Tessl used it’s platform to answer this question by comparing Claude Fable 5 vs Opus 4.8 within the context of skills.

It’s a great example of why all of this matters.

Every scenario in the evaluation is a real agent task tied to a published skill, scored on two axes: instruction-following (does the agent do what it was told, in the way it was told) and task-completion (does it reach the goal). The overall score weights instruction-following at 4 and task-completion at 3, then divides by 7. Each task runs with and without the skill, so the lift from the skill is visible directly. The tasks and skills are public, in the task-evals-for-skills dataset, so you can inspect any scenario yourself.

This design is deliberate. The tasks come from published skills, so they mirror the real work teams write skills for, not frontier puzzles meant to find a model’s ceiling. That is why task-completion runs high for both models and why the signal that separates them is instruction-following: doing the work the specific way the skill asks. — from “Claude Fable 5 vs Opus 4.8: The Mythos Hype Meets Reality

The registry is the infrastructure. The value shows up in three places — and conveniently, they map to the three people who need to approve this.

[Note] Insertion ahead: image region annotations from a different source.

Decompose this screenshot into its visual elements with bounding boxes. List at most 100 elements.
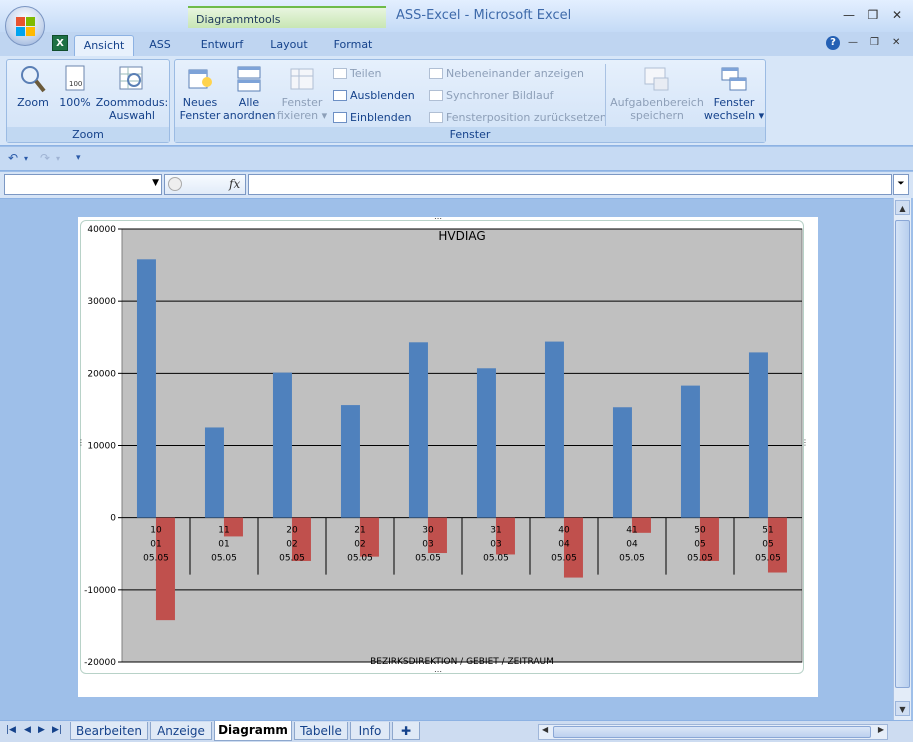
first-sheet-icon[interactable]: |◀ — [6, 725, 16, 735]
doc-minimize-button[interactable]: — — [848, 37, 858, 48]
side-by-side-icon — [429, 68, 443, 79]
minimize-button[interactable]: — — [842, 8, 856, 22]
magnifier-icon — [18, 64, 48, 94]
x-axis-title: BEZIRKSDIREKTION / GEBIET / ZEITRAUM — [370, 657, 554, 667]
x-tick-label: 05.05 — [755, 554, 781, 564]
title-bar: Diagrammtools ASS-Excel - Microsoft Exce… — [0, 0, 913, 32]
undo-dropdown-icon[interactable]: ▾ — [24, 154, 28, 163]
horizontal-scroll-thumb[interactable] — [553, 726, 871, 738]
arrange-all-button[interactable]: Alle anordnen — [223, 64, 275, 122]
chart-sheet-area: ⋯ ⋯ ⋮ ⋮ 40000 30000 20000 10000 0 -10000 -2000… — [0, 198, 893, 720]
help-icon[interactable]: ? — [826, 36, 840, 50]
doc-close-button[interactable]: ✕ — [892, 37, 900, 48]
x-tick-label: 51 — [762, 526, 773, 536]
zoom-100-button[interactable]: 100 100% — [55, 64, 95, 109]
reset-position-button[interactable]: Fensterposition zurücksetzen — [429, 110, 607, 126]
x-tick-label: 05 — [694, 540, 705, 550]
x-tick-label: 01 — [218, 540, 229, 550]
vertical-scroll-thumb[interactable] — [895, 220, 910, 688]
redo-icon[interactable]: ↷ — [40, 151, 50, 165]
name-box[interactable]: ▼ — [4, 174, 162, 195]
x-tick-label: 20 — [286, 526, 298, 536]
insert-function-button[interactable]: fx — [229, 177, 240, 191]
tab-ass[interactable]: ASS — [140, 35, 180, 56]
sheet-tab-tabelle[interactable]: Tabelle — [294, 722, 348, 740]
x-tick-label: 50 — [694, 526, 706, 536]
next-sheet-icon[interactable]: ▶ — [38, 725, 45, 735]
x-tick-label: 01 — [150, 540, 161, 550]
chevron-down-icon: ▾ — [321, 109, 328, 122]
formula-input[interactable] — [248, 174, 892, 195]
x-tick-label: 11 — [218, 526, 229, 536]
redo-dropdown-icon[interactable]: ▾ — [56, 154, 60, 163]
last-sheet-icon[interactable]: ▶| — [52, 725, 62, 735]
ribbon-tabs: Ansicht ASS Entwurf Layout Format — [0, 32, 913, 56]
x-tick-label: 05.05 — [143, 554, 169, 564]
vertical-scrollbar[interactable]: ▲ ▼ — [893, 198, 911, 720]
close-button[interactable]: ✕ — [890, 8, 904, 22]
zoom-group: Zoom 100 100% Zoommodus: Auswahl Zoom — [6, 59, 170, 143]
window-group-label: Fenster — [175, 127, 765, 142]
chevron-down-icon[interactable]: ▼ — [152, 178, 159, 188]
switch-windows-button[interactable]: Fenster wechseln ▾ — [703, 64, 765, 122]
side-by-side-button[interactable]: Nebeneinander anzeigen — [429, 66, 584, 82]
bar — [748, 352, 768, 518]
zoom-selection-button[interactable]: Zoommodus: Auswahl — [95, 64, 169, 122]
save-workspace-button[interactable]: Aufgabenbereich speichern — [609, 64, 705, 122]
scroll-right-icon[interactable]: ▶ — [878, 725, 884, 734]
save-workspace-icon — [642, 64, 672, 94]
hide-window-icon — [333, 90, 347, 101]
new-window-button[interactable]: Neues Fenster — [177, 64, 223, 122]
window-group: Neues Fenster Alle anordnen Fenster fixi… — [174, 59, 766, 143]
prev-sheet-icon[interactable]: ◀ — [24, 725, 31, 735]
x-tick-label: 02 — [354, 540, 365, 550]
horizontal-scrollbar[interactable]: ◀ ▶ — [538, 724, 888, 740]
x-tick-label: 04 — [558, 540, 570, 550]
restore-button[interactable]: ❒ — [866, 8, 880, 22]
hide-button[interactable]: Ausblenden — [333, 88, 415, 104]
bar — [340, 405, 360, 518]
scroll-down-icon[interactable]: ▼ — [895, 701, 910, 716]
chart-title: HVDIAG — [438, 229, 485, 243]
tab-format[interactable]: Format — [326, 35, 380, 56]
expand-formula-icon[interactable]: ⏷ — [893, 174, 909, 195]
x-tick-label: 04 — [626, 540, 638, 550]
office-button[interactable] — [5, 6, 45, 46]
chart-page: ⋯ ⋯ ⋮ ⋮ 40000 30000 20000 10000 0 -10000 -2000… — [77, 215, 818, 697]
tab-layout[interactable]: Layout — [262, 35, 316, 56]
x-tick-label: 03 — [490, 540, 501, 550]
tab-ansicht[interactable]: Ansicht — [74, 35, 134, 56]
switch-windows-icon — [719, 64, 749, 94]
sheet-tab-bearbeiten[interactable]: Bearbeiten — [70, 722, 148, 740]
x-tick-label: 40 — [558, 526, 570, 536]
x-tick-label: 10 — [150, 526, 162, 536]
insert-sheet-icon[interactable]: ✚ — [392, 722, 420, 740]
unhide-button[interactable]: Einblenden — [333, 110, 411, 126]
x-tick-label: 05 — [762, 540, 773, 550]
chart-svg[interactable]: 40000 30000 20000 10000 0 -10000 -20000 10 01 05… — [78, 217, 818, 687]
tab-entwurf[interactable]: Entwurf — [192, 35, 252, 56]
x-tick-label: 05.05 — [347, 554, 373, 564]
group-separator — [605, 64, 606, 126]
reset-position-icon — [429, 112, 443, 123]
context-tab-header: Diagrammtools — [188, 6, 386, 28]
excel-icon[interactable]: X — [52, 35, 68, 51]
customize-toolbar-icon[interactable]: ▾ — [76, 153, 81, 163]
zoom-selection-icon — [117, 64, 147, 94]
sheet-tab-diagramm[interactable]: Diagramm — [214, 721, 292, 741]
scroll-left-icon[interactable]: ◀ — [542, 725, 548, 734]
sheet-tab-info[interactable]: Info — [350, 722, 390, 740]
scroll-up-icon[interactable]: ▲ — [895, 200, 910, 215]
undo-icon[interactable]: ↶ — [8, 151, 18, 165]
x-tick-label: 30 — [422, 526, 434, 536]
sync-scroll-button[interactable]: Synchroner Bildlauf — [429, 88, 554, 104]
split-button[interactable]: Teilen — [333, 66, 381, 82]
zoom-button[interactable]: Zoom — [11, 64, 55, 109]
office-logo-icon — [16, 17, 36, 37]
sheet-tab-anzeige[interactable]: Anzeige — [150, 722, 212, 740]
x-tick-label: 05.05 — [483, 554, 509, 564]
freeze-panes-button[interactable]: Fenster fixieren ▾ — [275, 64, 329, 122]
ribbon: Zoom 100 100% Zoommodus: Auswahl Zoom Ne… — [0, 56, 913, 146]
doc-restore-button[interactable]: ❒ — [870, 37, 879, 48]
window-title: ASS-Excel - Microsoft Excel — [396, 8, 572, 23]
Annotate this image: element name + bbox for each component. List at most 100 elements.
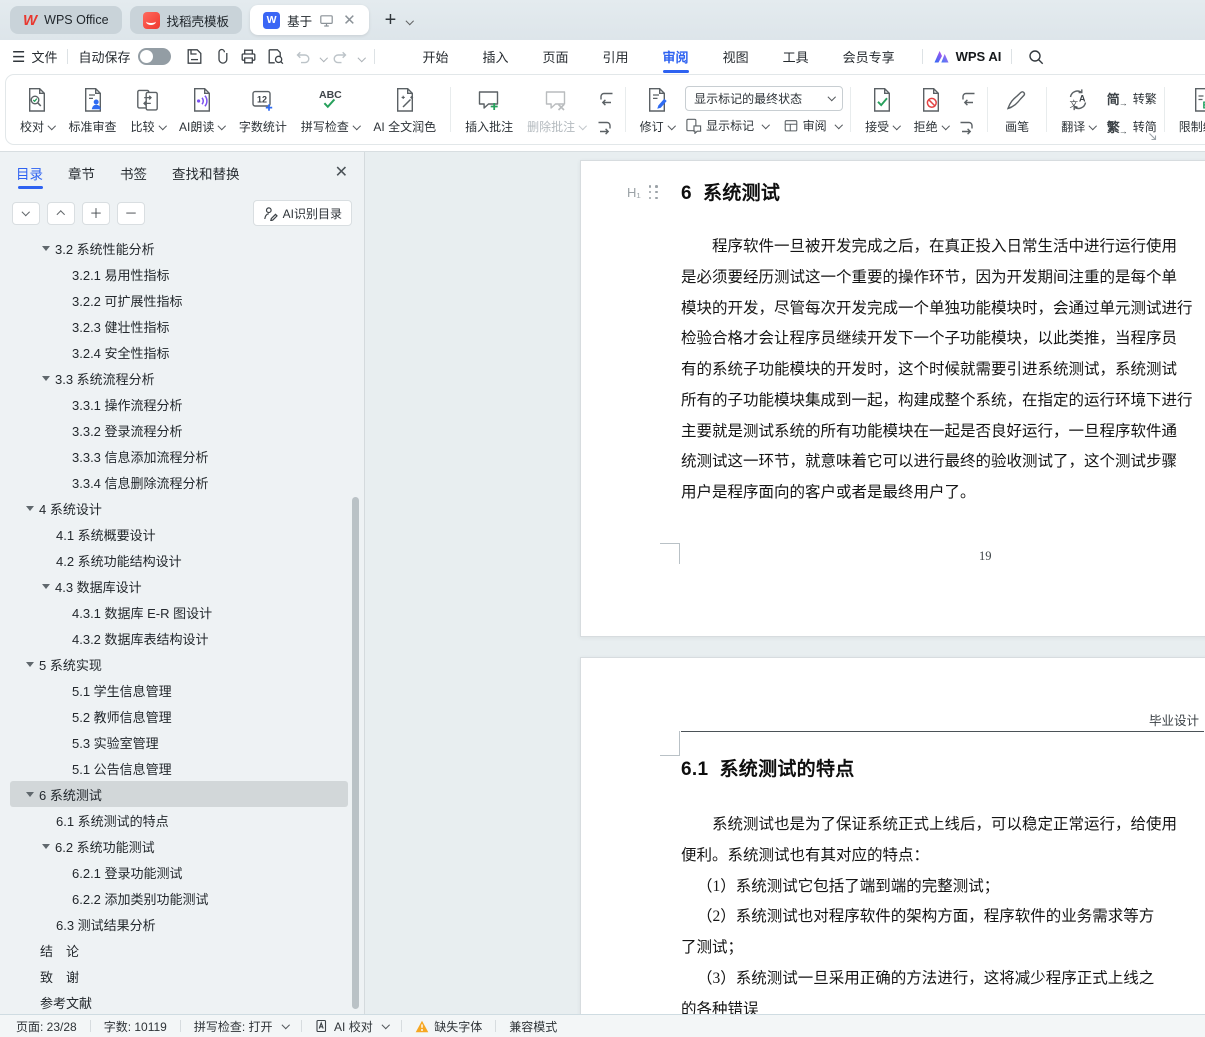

Today, a new rep spends their first month reverse-engineering how the best people on the team work — shadowing calls, begging for prompt screenshots, slowly assembling their own janky toolkit. With a skill registry, day one looks different: the new rep gets the full team loadout auto-installed. The account research skill, the call prep skill, the follow-up writer — all the same versions your top performer runs. Ramp time has always been gated by how fast knowledge transfers from senior reps to new ones. A skill registry turns that transfer from months of osmosis into a download.

Every team has one rep whose call prep is unreasonably good. Right now, that advantage retires when they do. Turn their process into a skill, eval it, publish it, and their edge becomes the team’s floor. This is the highest-ROI knowledge management most GTM orgs will ever do, and almost nobody is doing it.

Model recommendations baked into skills fix the default-to-expensive problem without policing anyone. And legal approves the claims in the outreach skill once, instead of auditing a thousand freelanced prompts after a rep promises something the product doesn’t do. For regulated industries, this is the only realistic way to let reps use AI at all.

The companies that built FinOps muscle early saved millions while their competitors argued about whose AWS bill it was. The same window is open right now for AI skills in GTM — and it’s wide open, because almost nobody is doing this yet. The first RevOps or GTM engineering leader at your company to stand up a skill registry will cut model spend. They’ll also end up owning rep ramp, playbook velocity, and the layer where every AI workflow in the org gets built.

The biggest impact?

Everyone operating at a higher level of execution with the same sharpened tool set.